Closed cr closed 7 years ago
This moves much of the chunking logic once implemented for sourceupdate.py
to a chunking iterator for the sources_db.Sources
class where it is available to other run modes that will get chunking soon. The new methods are getting unit test coverage.
The way that the chunking iterator stores its state is a bit ham-fisted. It works, but I have a feeling that there is a more elegant, thread-safe way. I'm open to suggestions.
How much testing have you done on this? Have you kicked off a full run, to make sure it completes to the end without error? I see no obvious issues but that would be our first indicator whether this works as well as what we have now. If it runs fine, I'm good with landing this.
How much testing have you done on this? Have you kicked off a full run, to make sure it completes to the end without error?
I tried a number of different sizes, maximum I fully ran was 20k, I believe. I kicked off a full 500k run to verify that it selects the expected chunking parameters, but didn't let it finish. I think it is safe to induce from this that it works for larger numbers, too.
There is also unit testing.
I've begun a full update of the top sites list, so once it completes, I'll have more confidence and can approve this.
I am still testing this, but ran into some oddness.
srcupdate
with default 100k hosts was fine.-l 500000
and it ran to completion, but said that it couldn't build the full 500k list and only found around 460k secure hosts.-l 600000
and the tool seemed to be hung, perhaps half way through the host list.I'm still playing with it to try to learn more. However, at a minimum I'd expect it to run to the end of the top sites list.

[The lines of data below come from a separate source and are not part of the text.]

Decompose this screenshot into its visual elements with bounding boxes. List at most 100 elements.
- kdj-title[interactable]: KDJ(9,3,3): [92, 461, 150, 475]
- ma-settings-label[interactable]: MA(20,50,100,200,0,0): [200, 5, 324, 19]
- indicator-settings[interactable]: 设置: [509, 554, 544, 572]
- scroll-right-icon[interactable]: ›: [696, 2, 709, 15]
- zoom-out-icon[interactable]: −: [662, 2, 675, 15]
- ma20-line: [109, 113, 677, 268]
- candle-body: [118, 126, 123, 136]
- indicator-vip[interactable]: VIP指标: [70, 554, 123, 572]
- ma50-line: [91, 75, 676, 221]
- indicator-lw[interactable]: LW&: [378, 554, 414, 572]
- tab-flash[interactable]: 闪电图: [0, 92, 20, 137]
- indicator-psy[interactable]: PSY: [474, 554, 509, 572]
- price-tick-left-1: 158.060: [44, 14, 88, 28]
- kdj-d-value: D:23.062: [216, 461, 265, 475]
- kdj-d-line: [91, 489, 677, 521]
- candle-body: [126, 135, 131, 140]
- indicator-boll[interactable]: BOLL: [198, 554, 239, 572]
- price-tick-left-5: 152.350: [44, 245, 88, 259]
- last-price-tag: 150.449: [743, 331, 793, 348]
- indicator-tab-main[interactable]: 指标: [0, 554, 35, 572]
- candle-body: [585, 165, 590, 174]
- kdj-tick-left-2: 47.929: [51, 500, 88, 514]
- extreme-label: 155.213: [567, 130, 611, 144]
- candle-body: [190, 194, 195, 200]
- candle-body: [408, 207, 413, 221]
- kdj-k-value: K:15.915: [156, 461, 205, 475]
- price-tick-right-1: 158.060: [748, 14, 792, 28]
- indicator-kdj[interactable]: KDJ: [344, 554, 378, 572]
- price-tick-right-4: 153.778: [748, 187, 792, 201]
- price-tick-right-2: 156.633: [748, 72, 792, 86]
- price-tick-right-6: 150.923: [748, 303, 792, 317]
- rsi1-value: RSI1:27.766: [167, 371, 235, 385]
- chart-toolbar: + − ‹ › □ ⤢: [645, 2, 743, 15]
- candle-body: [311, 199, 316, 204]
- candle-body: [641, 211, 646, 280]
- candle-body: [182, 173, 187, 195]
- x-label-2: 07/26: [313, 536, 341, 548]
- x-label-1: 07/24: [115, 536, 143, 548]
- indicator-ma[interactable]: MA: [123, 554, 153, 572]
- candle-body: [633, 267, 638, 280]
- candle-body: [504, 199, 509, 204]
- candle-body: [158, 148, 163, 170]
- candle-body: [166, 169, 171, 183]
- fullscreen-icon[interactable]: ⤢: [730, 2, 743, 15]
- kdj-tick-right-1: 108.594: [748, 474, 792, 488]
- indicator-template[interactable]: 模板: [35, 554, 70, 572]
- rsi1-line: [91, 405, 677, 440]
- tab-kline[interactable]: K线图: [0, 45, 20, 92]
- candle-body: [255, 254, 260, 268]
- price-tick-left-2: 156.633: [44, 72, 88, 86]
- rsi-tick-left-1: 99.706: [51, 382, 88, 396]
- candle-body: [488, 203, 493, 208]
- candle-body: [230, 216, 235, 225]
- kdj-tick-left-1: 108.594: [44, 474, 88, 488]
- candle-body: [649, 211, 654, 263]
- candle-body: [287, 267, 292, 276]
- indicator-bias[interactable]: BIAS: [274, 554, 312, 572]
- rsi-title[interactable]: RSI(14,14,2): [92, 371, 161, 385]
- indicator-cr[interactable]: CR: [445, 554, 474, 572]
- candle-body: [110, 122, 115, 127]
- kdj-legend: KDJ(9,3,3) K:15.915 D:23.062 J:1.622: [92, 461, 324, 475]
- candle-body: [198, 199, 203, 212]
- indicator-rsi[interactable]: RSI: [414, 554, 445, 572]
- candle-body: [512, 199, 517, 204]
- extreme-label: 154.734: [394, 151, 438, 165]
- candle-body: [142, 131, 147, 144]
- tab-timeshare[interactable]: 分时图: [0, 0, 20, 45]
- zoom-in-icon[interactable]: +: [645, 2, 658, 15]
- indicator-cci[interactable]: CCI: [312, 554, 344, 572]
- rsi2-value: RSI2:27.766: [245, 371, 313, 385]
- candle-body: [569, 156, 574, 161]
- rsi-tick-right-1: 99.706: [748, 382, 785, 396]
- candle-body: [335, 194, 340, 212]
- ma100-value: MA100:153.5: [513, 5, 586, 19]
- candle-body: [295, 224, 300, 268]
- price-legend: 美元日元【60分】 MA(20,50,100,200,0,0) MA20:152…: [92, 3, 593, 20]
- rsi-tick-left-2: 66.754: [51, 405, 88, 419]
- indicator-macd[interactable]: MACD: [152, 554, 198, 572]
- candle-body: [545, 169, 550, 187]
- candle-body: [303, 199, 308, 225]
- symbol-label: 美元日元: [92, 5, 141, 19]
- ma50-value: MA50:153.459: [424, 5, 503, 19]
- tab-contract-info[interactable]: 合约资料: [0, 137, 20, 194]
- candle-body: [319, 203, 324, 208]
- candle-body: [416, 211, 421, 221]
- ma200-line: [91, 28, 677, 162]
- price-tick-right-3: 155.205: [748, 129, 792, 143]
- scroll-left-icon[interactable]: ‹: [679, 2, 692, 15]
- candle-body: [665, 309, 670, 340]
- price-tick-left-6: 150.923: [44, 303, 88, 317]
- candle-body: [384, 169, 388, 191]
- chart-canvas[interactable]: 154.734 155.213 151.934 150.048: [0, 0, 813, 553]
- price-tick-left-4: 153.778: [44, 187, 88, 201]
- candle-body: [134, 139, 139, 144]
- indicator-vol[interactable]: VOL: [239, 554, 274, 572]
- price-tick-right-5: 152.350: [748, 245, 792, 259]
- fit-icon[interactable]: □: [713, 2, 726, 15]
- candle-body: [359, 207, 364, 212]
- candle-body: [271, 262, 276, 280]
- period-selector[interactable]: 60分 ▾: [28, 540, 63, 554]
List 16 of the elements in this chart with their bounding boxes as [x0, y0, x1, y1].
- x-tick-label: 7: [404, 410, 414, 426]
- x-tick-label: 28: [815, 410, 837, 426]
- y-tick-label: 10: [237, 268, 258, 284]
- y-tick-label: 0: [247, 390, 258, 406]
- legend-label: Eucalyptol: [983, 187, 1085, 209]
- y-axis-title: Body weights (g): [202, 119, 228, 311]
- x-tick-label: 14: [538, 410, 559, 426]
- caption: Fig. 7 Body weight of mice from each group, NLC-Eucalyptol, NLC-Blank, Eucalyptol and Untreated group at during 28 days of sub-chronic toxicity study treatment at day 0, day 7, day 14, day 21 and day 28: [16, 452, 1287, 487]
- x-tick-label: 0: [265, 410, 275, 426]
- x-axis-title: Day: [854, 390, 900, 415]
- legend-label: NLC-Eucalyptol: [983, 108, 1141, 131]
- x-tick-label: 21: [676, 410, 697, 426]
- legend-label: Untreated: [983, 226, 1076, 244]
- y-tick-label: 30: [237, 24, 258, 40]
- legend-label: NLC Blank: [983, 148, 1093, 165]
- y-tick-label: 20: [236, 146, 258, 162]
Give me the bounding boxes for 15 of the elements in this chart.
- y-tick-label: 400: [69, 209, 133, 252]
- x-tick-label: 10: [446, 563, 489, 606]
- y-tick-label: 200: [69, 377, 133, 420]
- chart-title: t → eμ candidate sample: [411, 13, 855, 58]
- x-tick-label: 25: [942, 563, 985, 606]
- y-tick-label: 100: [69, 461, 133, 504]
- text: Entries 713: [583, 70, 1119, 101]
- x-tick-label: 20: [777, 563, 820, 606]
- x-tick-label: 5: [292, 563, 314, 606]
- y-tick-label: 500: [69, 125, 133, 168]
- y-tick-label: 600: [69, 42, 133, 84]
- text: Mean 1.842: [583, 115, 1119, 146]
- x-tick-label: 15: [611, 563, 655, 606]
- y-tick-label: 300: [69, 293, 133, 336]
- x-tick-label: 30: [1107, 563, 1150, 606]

I'd also expect it to produce a list of around 540k secure hosts, what we currently have today.
I'll update when I get a few more runs completed.
Second attempt I passed in -l 500000 and it ran to completion, but said that it couldn't build the full 500k list and only found around 460k secure hosts.
Right. That's to be expected when the error rate is more than 50%. The conclusion is that there are either simply not enough SSL-enabled hosts in the top-1M, or that the network connection of your test machine is somewhat unstable.
Third attempt I passed in -l 600000 and the tool seemed to be hung, perhaps half way through the host list.
That's odd. The result and behavior should be precisely the same as with -l 500000
. Did you use --debug
by any chance?
Btw, you can pass -n 1
or -n 2
to limit retries. With an error rate of 50%+ the speed-up will be substantial.
I'd also expect it to produce a list of around 540k secure hosts, what we currently have today.
I'm not sure that we can realistically expect a more or less identical result here. There are a couple of things to consider, I think:
Excellent points, thank you.
I ran an update with a limit of 500k, and as expected, got 443k secure sites.
The full update took almost 20 hours. I don't remember this taking so long before.
Otherwise, this is OK, but I'm going to run srcupdate with the release branch of TLS Canary and see if that takes the same amount of time.
Ran the same update with current, non-chunked canary and time is not much different.
Approved for landing.
This is an incremental change towards #44. Should be RTL.